A related concept is the January Barometer, a claim that a positive first month indicates a positive full year to come, and vice versa. This barometer, too, is more myth than reality. But together these dubious phenomena raise a more interesting question: Which month actually serves as the best bellwether for investors? Does a specific month stand out as the most predictive of yearly returns? And are there months with no predictive power at all?
Looking at more than 85 years of data on the S&P 500 allows easy comparisons in the correlation between monthly returns and annual returns. January performance has a correlation of .30 to annual returns over that span—making it a very mediocre month for predicting performance, ranked six out of 12. So much for the “January Effect.”
What stands out even more, however, is the complete irrelevance of February returns. The correlation is basically zero and, in fact, slightly negative. February should be considered a throwaway month as far as any predictions, patterns, and relationships go.

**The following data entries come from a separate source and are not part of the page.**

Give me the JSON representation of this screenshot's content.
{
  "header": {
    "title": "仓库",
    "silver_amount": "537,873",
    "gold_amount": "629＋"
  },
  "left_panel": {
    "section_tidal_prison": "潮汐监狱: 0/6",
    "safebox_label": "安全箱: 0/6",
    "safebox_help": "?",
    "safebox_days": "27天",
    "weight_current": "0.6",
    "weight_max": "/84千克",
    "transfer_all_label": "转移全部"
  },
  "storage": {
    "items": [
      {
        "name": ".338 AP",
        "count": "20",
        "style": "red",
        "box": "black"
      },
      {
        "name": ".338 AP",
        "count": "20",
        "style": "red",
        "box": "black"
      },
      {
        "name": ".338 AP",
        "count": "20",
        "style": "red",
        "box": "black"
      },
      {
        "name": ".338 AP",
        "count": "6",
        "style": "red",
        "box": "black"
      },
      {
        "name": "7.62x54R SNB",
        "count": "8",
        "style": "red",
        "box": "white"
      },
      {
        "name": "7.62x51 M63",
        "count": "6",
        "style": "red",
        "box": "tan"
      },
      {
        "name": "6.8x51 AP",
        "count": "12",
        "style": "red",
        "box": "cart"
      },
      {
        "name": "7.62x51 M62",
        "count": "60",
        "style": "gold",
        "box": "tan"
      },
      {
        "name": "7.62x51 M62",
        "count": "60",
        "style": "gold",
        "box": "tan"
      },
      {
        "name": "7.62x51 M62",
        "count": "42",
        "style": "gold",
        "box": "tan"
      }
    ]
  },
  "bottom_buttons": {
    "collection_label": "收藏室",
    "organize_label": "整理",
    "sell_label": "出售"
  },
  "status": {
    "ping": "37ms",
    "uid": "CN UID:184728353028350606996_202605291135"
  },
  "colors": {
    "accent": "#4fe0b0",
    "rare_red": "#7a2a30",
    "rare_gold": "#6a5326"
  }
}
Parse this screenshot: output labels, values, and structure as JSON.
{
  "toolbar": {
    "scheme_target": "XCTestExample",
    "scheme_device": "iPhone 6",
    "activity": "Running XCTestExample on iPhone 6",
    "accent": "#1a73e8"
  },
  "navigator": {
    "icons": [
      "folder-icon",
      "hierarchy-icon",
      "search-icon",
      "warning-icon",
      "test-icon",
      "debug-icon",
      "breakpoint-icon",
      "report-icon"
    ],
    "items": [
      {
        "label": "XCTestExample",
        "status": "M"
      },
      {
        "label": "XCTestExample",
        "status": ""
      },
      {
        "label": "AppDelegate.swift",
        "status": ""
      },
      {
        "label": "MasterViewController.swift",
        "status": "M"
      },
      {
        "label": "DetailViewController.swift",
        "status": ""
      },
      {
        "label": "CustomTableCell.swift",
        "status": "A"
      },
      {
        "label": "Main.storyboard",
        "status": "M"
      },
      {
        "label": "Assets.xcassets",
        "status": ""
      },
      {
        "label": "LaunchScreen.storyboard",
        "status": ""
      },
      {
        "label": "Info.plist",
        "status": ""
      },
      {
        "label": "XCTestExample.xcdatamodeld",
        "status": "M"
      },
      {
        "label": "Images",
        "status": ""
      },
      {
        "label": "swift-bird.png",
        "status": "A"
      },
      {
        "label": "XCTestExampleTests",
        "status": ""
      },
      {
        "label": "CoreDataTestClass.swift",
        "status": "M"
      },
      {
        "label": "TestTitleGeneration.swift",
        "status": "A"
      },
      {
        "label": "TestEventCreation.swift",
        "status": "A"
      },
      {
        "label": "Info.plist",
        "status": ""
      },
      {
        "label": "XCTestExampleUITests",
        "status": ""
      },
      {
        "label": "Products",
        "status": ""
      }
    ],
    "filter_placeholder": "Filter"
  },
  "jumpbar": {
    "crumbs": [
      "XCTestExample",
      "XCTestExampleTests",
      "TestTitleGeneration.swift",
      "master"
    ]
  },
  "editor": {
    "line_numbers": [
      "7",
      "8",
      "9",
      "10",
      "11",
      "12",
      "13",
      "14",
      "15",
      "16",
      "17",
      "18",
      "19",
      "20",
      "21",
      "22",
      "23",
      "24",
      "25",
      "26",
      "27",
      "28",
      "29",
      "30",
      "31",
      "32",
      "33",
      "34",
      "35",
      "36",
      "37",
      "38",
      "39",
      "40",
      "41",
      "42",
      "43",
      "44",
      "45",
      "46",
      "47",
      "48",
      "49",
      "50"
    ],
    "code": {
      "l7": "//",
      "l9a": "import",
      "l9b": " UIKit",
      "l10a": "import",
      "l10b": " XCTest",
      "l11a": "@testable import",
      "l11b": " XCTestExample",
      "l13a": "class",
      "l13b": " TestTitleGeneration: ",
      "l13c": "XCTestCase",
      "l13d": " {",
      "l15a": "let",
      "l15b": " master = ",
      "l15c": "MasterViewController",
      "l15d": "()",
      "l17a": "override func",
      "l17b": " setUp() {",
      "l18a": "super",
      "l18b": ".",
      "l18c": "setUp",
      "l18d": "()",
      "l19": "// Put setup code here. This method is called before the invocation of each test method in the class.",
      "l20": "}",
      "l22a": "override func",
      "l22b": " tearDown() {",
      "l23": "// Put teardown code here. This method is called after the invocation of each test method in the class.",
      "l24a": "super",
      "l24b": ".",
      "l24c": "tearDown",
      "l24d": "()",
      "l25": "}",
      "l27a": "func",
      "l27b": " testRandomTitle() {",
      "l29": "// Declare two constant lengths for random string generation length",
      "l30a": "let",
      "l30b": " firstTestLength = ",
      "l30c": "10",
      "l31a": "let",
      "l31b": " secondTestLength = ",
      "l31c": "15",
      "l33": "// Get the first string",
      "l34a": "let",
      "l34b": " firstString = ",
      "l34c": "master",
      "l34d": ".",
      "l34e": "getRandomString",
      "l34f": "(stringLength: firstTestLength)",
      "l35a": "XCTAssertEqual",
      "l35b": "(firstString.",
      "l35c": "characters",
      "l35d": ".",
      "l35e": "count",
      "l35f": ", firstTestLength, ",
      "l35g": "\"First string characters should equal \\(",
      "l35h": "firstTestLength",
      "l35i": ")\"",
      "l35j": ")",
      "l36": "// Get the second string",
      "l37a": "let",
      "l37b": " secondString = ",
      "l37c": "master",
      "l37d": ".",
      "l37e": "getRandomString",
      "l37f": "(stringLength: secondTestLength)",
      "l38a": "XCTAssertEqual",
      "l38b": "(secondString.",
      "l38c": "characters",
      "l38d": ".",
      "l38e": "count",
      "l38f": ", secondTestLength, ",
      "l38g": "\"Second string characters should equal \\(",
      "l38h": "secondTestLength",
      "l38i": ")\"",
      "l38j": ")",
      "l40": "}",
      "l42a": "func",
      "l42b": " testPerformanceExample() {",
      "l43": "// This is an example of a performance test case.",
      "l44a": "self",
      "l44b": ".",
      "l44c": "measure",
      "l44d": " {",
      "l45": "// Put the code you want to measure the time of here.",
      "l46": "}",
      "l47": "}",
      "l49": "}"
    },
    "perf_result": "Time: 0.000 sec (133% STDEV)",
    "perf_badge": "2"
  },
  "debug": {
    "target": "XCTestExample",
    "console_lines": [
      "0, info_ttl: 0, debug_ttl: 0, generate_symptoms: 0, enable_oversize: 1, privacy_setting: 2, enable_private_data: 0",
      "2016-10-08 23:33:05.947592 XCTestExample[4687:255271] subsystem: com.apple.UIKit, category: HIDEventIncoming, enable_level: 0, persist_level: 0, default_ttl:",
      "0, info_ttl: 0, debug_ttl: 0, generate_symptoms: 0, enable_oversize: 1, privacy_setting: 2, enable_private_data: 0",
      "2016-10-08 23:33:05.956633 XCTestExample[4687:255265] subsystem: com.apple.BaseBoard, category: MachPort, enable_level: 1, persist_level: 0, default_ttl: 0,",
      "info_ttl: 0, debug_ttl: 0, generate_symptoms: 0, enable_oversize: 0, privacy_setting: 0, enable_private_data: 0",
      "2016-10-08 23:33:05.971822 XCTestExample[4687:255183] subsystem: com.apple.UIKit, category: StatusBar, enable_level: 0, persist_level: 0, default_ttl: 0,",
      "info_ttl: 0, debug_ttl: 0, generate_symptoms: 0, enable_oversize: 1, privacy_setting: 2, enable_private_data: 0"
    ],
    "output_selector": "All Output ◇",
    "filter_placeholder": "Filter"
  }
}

The summer correlations are also notably weak: July and August are notorious for low trading volumes, Wall Street vacations, and a lack of interest in market movement. That’s all proven in the data here, as those two months have no bearing on the movements of the full year. Following summer vacation, however, is the most correlated month: September. At .58, it is the month most correlated to annual stock market returns.
Now turning our attention to small-cap stocks, which tend to have a higher percentage of individual investors, we see some similar patterns. Using the full 35 years of data on Russell 2000 performance, we see again that January is an average month in terms of yearly predictive power:
The irrelevance of February is similar—again, the month proves slightly negative. March is nearly as useless. And once again, September stands out as a highly correlated month.
Looking at both these indices, the effect of January is mild at best, and the predictive powers of September might come too late in the year to prove much use for the calendar-inclined investor. If you want to gauge annual stock market returns using a single month, the earliest month that seems to matter in any reliable way is April.